Today we have Mozart apps to giveaway – each worth $9.99/£5.99. Mozart will teach you how to read music within a game – fun – the best way to learn. Once the game is started via the toolbar notes begin streaming from the right side of the screen. These notes have to be identified in the order of their appearance with the current input instrument (i.e. piano).
In addition to regular notes there is an array of game characters including bonus notes, flyers, jumpers, bombs, and many more. Once a note gets too close to the clef on the left side of the screen it disappears in a cloud of vapor and the player loses one life point. For each note named in time the player receives one or more points.
The further the game progresses the more notes will appear and their range will widen to potentially include many ledger lines above and below the staff as well as accidentals. Once a player has depleted all of his or her lives the game is over and he or she may receive a high score.
Would you like to try this app for free? Here’s what we need you to do…Like us on Facebook, then join our ever expanding Twitter followers and reply to this post, telling us what you love most about theappwhisperer.com. That’s it and we’ll send you a code direct to your email box.
There are two basic instruments – letters (c, d, e) and solfége (do, re, mi) and four advanced instruments – bass, guitar, mandolin and piano. Mozart can be played in the four most common clefs – alto, bass, tenor and treble. These can be used in all 12 major and minor key signatures. Left-handed players may want to have the stringed instruments display invertedly with the left-handed option. In Training Mode an instrument’s position can be pre-defined before starting a new game. Positions remain static throughout the game in Training Mode and an additional option exists to slow down note streaming.

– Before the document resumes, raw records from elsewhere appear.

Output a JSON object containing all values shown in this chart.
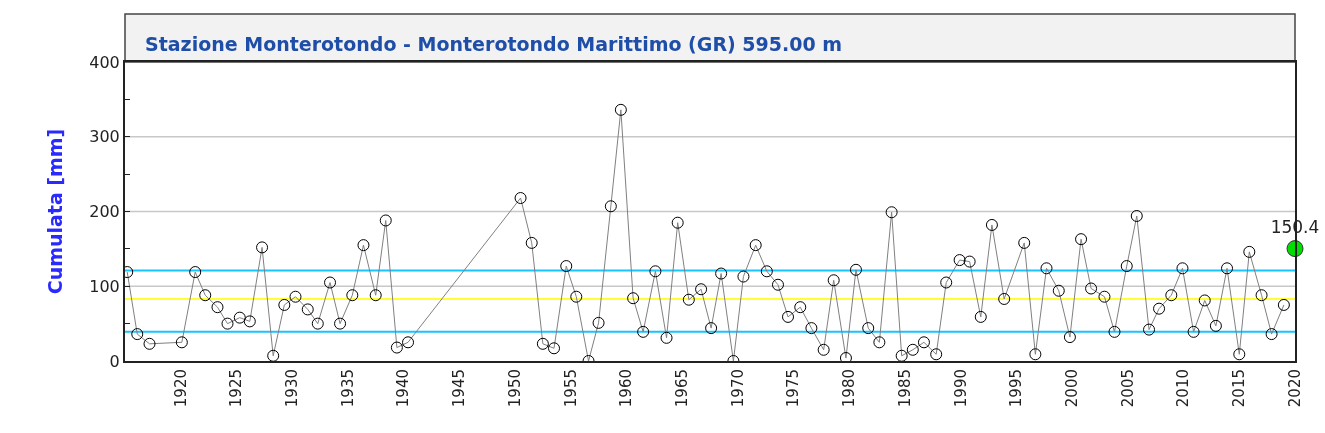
{
  "chart_data": {
    "type": "line",
    "title": "Stazione Monterotondo - Monterotondo Marittimo (GR) 595.00 m",
    "ylabel": "Cumulata [mm]",
    "xlim": [
      1915,
      2020
    ],
    "xticks": [
      1920,
      1925,
      1930,
      1935,
      1940,
      1945,
      1950,
      1955,
      1960,
      1965,
      1970,
      1975,
      1980,
      1985,
      1990,
      1995,
      2000,
      2005,
      2010,
      2015,
      2020
    ],
    "ylim": [
      0,
      400
    ],
    "yticks": [
      0,
      {
        "value": 50,
        "label": null
      },
      100,
      {
        "value": 150,
        "label": null
      },
      200,
      {
        "value": 250,
        "label": null
      },
      300,
      {
        "value": 350,
        "label": null
      },
      400
    ],
    "grid": "y",
    "marker": "circle",
    "line_style": "solid",
    "series": [
      {
        "color": "#808080",
        "x": [
          1915.2,
          1916.1,
          1917.2,
          1920.1,
          1921.3,
          1922.2,
          1923.3,
          1924.2,
          1925.3,
          1926.2,
          1927.3,
          1928.3,
          1929.3,
          1930.3,
          1931.4,
          1932.3,
          1933.4,
          1934.3,
          1935.4,
          1936.4,
          1937.5,
          1938.4,
          1939.4,
          1940.4,
          1950.5,
          1951.5,
          1952.5,
          1953.5,
          1954.6,
          1955.5,
          1956.6,
          1957.5,
          1958.6,
          1959.5,
          1960.6,
          1961.5,
          1962.6,
          1963.6,
          1964.6,
          1965.6,
          1966.7,
          1967.6,
          1968.5,
          1969.6,
          1970.5,
          1971.6,
          1972.6,
          1973.6,
          1974.5,
          1975.6,
          1976.6,
          1977.7,
          1978.6,
          1979.7,
          1980.6,
          1981.7,
          1982.7,
          1983.8,
          1984.7,
          1985.7,
          1986.7,
          1987.8,
          1988.7,
          1989.9,
          1990.8,
          1991.8,
          1992.8,
          1993.9,
          1995.7,
          1996.7,
          1997.7,
          1998.8,
          1999.8,
          2000.8,
          2001.7,
          2002.9,
          2003.8,
          2004.9,
          2005.8,
          2006.9,
          2007.8,
          2008.9,
          2009.9,
          2010.9,
          2011.9,
          2012.9,
          2013.9,
          2015.0,
          2015.9,
          2017.0,
          2017.9,
          2019.0
        ],
        "values": [
          119,
          36,
          23,
          25,
          119,
          88,
          72,
          50,
          58,
          53,
          152,
          7,
          75,
          86,
          69,
          50,
          105,
          50,
          88,
          155,
          88,
          188,
          18,
          25,
          218,
          158,
          23,
          17,
          127,
          86,
          0,
          51,
          207,
          336,
          84,
          39,
          120,
          31,
          185,
          82,
          96,
          44,
          117,
          0,
          113,
          155,
          120,
          102,
          59,
          72,
          44,
          15,
          108,
          4,
          122,
          44,
          25,
          199,
          7,
          15,
          25,
          9,
          105,
          135,
          133,
          59,
          182,
          83,
          158,
          9,
          124,
          94,
          32,
          163,
          97,
          86,
          39,
          127,
          194,
          42,
          70,
          88,
          124,
          39,
          81,
          47,
          124,
          9,
          146,
          88,
          36,
          75
        ]
      },
      {
        "type": "scatter",
        "color": "#00dd00",
        "x": [
          2020
        ],
        "values": [
          150.4
        ],
        "value_labels": [
          "150.4"
        ]
      }
    ],
    "ref_lines": [
      {
        "axis": "y",
        "value": 121,
        "color": "#19c3ff"
      },
      {
        "axis": "y",
        "value": 39,
        "color": "#19c3ff"
      },
      {
        "axis": "y",
        "value": 83,
        "color": "#ffff33"
      }
    ]
  }
}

Mozart makes the task of learning how to read music enjoyable by immersing the student in a well-designed and challenging game. The didactic advantage to this approach is quite considerable for one because the time spent playing a game is not perceived as "study time" by the player. On top of that, however, the game forces players to identify notes very quickly as the animation progresses, a note changes position or the key signature changes in mid-flight. In version 2.0 the average time a player spends completing a game has more than doubled. At the same time the inclusion of accidentals and instrument positioning has broadened the spectrum of what is learned in the game. Anyone involved in learning or teaching an instrument or music in general will find Mozart to be of great value and most importantly – great fun.